Taxing corporate morale boosting events will not revive the economy.

Probably the best thing about running a private company is being able to take the right decisions for the long term, without having to worry about what it will do to profits or your share price in a City obsessed with the next quarterly results.

At Iceland, our biggest single strategic decision has been to focus on looking after our colleagues in the business, ensuring that they are happy and motivated. The logic is that they, in turn, will look after our customers well, and that will drive sales and profits.

We must be doing something right, because this year we were named by The Sunday Times the Best Big Company to Work For in the UK and nearly 95% of our staff tell us that they enjoy working for Iceland and would recommend us as a good employer.

A major component of this stellar rating has been our insistence that there is no conflict between doing a great job for our customers and having fun. At Iceland, we believe in fun.

In pursuit of this, we have invested millions over the past seven years in giving our store managers and head office staff the best conferences money can buy: unique, mind-blowing events that bring them back to the business buzzing and hungry for more success.

I truly believe that this has been a key driver of our last seven years of strong profit growth, which in turn has enabled us to pay around £500m in UK tax, National Insurance and duty. Not a bad return from a business that was teetering on the brink of bankruptcy when I came back to it in 2005.

You might think that the Government would be keen to learn from this success. Instead, they seem determined to do their utmost to snuff out the fun in business by taxing as a benefit in kind any corporate event that might be considered enjoyable.

So you are probably alright to fund a team-building exercise involving some oil drums, planks and ropes on a freezing fellside in the Lake District. But God forbid that you offer the survivors a hot meal plus a few drinks while they chew over the experience in the evening, or the taxman will demand his cut.
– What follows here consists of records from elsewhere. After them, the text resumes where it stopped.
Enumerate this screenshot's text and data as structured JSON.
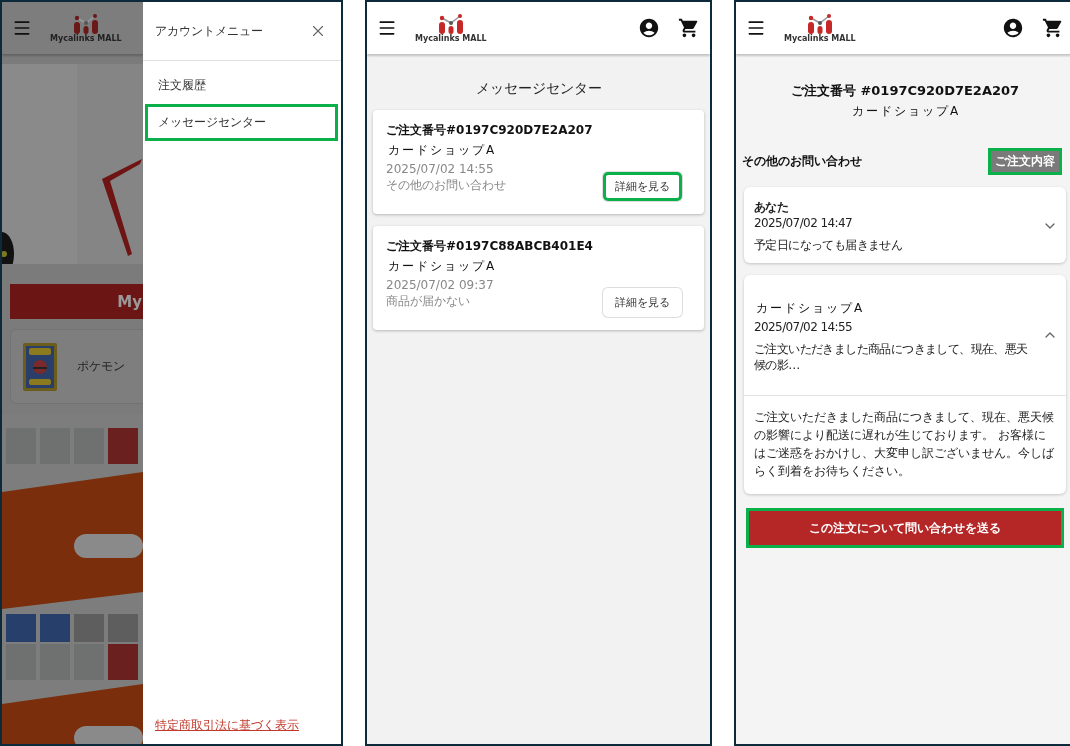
{
  "home_with_menu": {
    "header": {
      "brand": "Mycalinks MALL"
    },
    "hero_button": {
      "label": "My"
    },
    "category_card": {
      "label": "ポケモン"
    },
    "account_menu": {
      "title": "アカウントメニュー",
      "items": [
        {
          "label": "注文履歴",
          "highlighted": false
        },
        {
          "label": "メッセージセンター",
          "highlighted": true
        }
      ],
      "footer_link": "特定商取引法に基づく表示"
    }
  },
  "message_center": {
    "header": {
      "brand": "Mycalinks MALL"
    },
    "title": "メッセージセンター",
    "messages": [
      {
        "order": "ご注文番号#0197C920D7E2A207",
        "shop": "カードショップA",
        "date": "2025/07/02 14:55",
        "subject": "その他のお問い合わせ",
        "button": "詳細を見る",
        "highlighted": true
      },
      {
        "order": "ご注文番号#0197C88ABCB401E4",
        "shop": "カードショップA",
        "date": "2025/07/02 09:37",
        "subject": "商品が届かない",
        "button": "詳細を見る",
        "highlighted": false
      }
    ]
  },
  "message_detail": {
    "header": {
      "brand": "Mycalinks MALL"
    },
    "order": "ご注文番号 #0197C920D7E2A207",
    "shop": "カードショップA",
    "category": "その他のお問い合わせ",
    "order_button": {
      "label": "ご注文内容",
      "highlighted": true
    },
    "thread": [
      {
        "sender": "あなた",
        "date": "2025/07/02 14:47",
        "preview": "予定日になっても届きません",
        "expanded": false
      },
      {
        "sender": "カードショップA",
        "date": "2025/07/02 14:55",
        "preview": "ご注文いただきました商品につきまして、現在、悪天候の影…",
        "body": "ご注文いただきました商品につきまして、現在、悪天候の影響により配送に遅れが生じております。 お客様にはご迷惑をおかけし、大変申し訳ございません。今しばらく到着をお待ちください。",
        "expanded": true
      }
    ],
    "send_button": {
      "label": "この注文について問い合わせを送る",
      "highlighted": true
    }
  }
}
Yes, I know we all hate bankers, tax exiles and the others whose fancy footwork means that they don’t pay their fair share to the Exchequer. But if the Government wants to encourage businesses to grow and lift the economy out of recession, there could hardly be a worse way to go about it than by launching a nit-picking attack on fun.
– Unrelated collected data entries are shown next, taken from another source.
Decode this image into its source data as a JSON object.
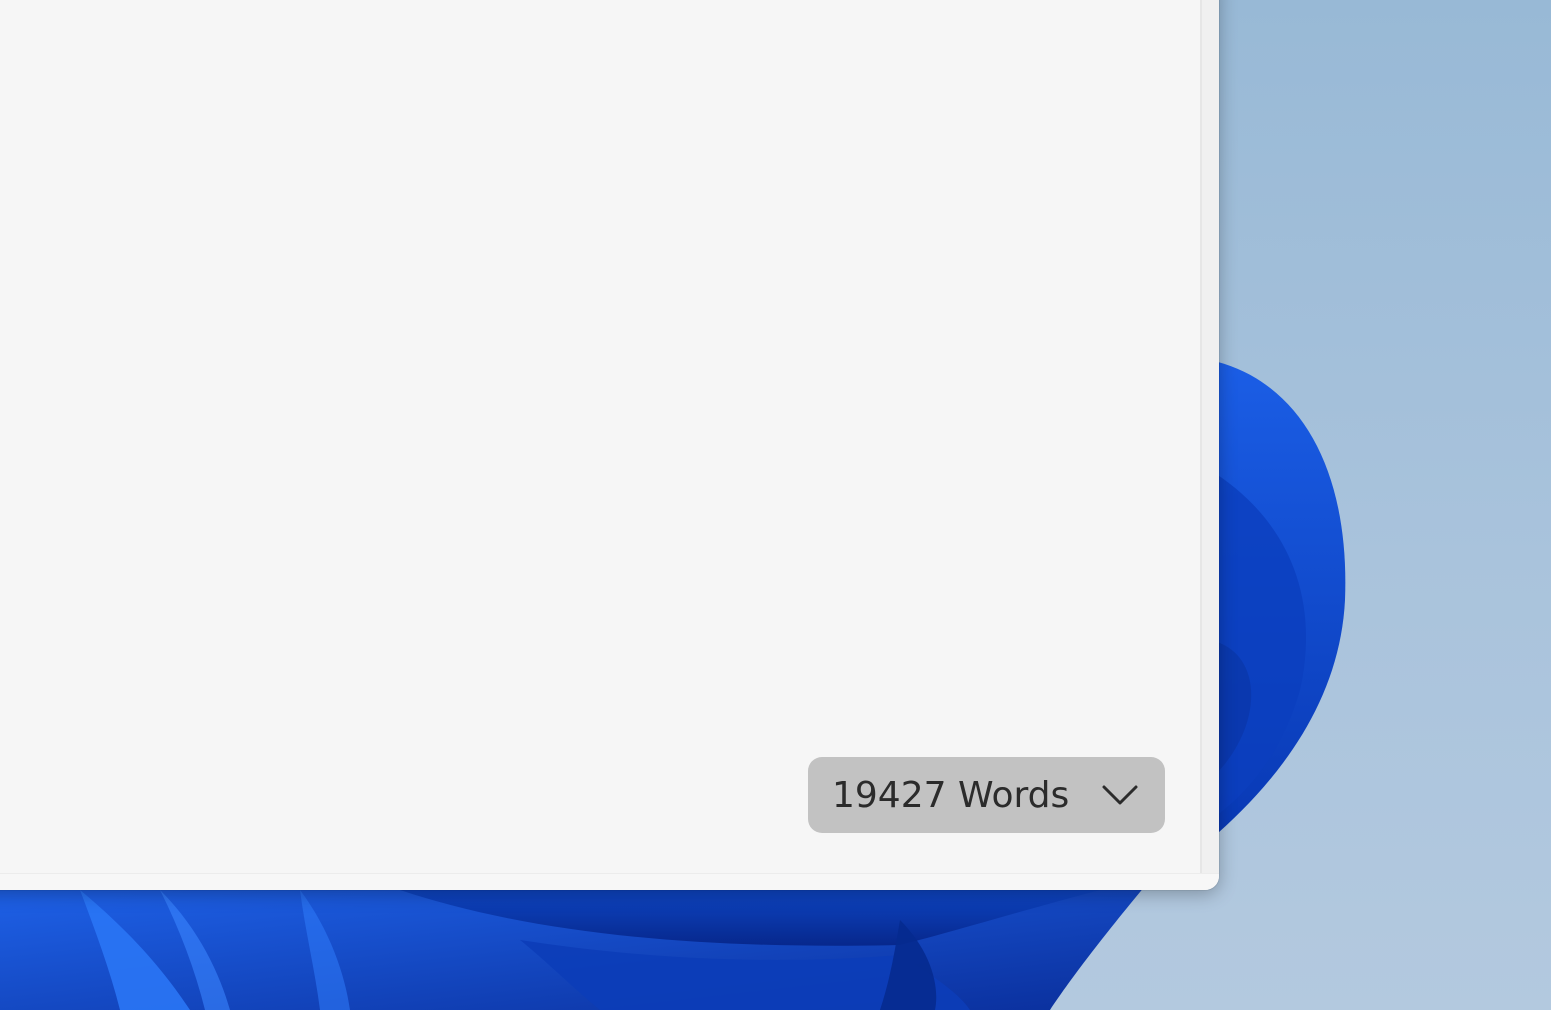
{
  "status_bar": {
    "word_count_label": "19427 Words"
  },
  "icons": {
    "dropdown": "chevron-down-icon"
  },
  "colors": {
    "window_bg": "#f6f6f6",
    "pill_bg": "#c2c2c2",
    "text": "#2b2b2b",
    "wallpaper_blue": "#0a4fd0",
    "sky": "#a5c0da"
  }
}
Particularly when the Olympics and Paralympics have just demonstrated so spectacularly that one thing Britain is really good at is staging world-class events that make people feel good.
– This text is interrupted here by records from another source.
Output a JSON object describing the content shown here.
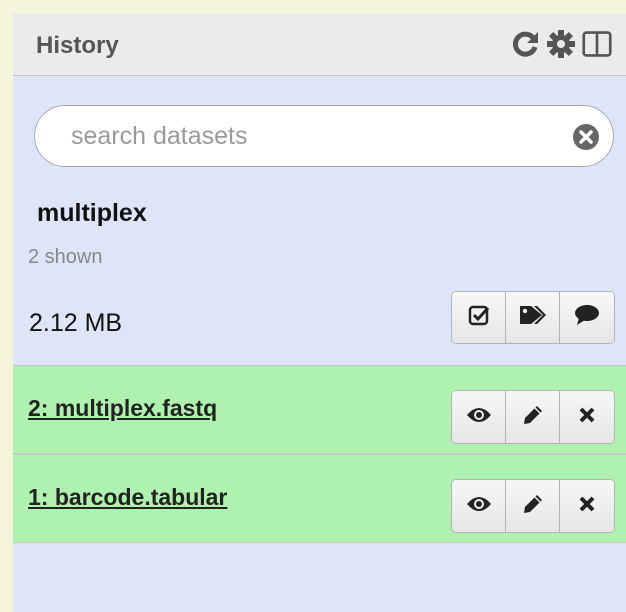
{
  "header": {
    "title": "History",
    "icons": [
      "refresh-icon",
      "gear-icon",
      "columns-icon"
    ]
  },
  "search": {
    "placeholder": "search datasets",
    "value": ""
  },
  "history": {
    "name": "multiplex",
    "shown": "2 shown",
    "size": "2.12 MB",
    "actions": [
      "check-square-icon",
      "tags-icon",
      "comment-icon"
    ]
  },
  "datasets": [
    {
      "title": "2: multiplex.fastq"
    },
    {
      "title": "1: barcode.tabular"
    }
  ],
  "colors": {
    "page_background": "#f5f5dc",
    "panel_background": "#dfe5f9",
    "header_background": "#ebebeb",
    "dataset_ok": "#aff1af"
  }
}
The British events industry employs more than half a million people and they tell me that it contributes over £36bn a year to the economy. So why would anyone in their right mind want to jeopardise it by insisting that the only way businesses can legitimately communicate with their employees and motivate them to succeed is by ensuring that they have a thoroughly miserable time in the process?

It’s a mean, short-sighted approach that sadly seems to be symptomatic of a wider anti-business agenda in Government. I am not defending perks for fat cats here, but the right of ordinary workers to have a bit of fun. Or, as David Cameron might put it, spreading privilege.

Because why shouldn’t everyone in any organisation enjoy their work as much as those at the very top?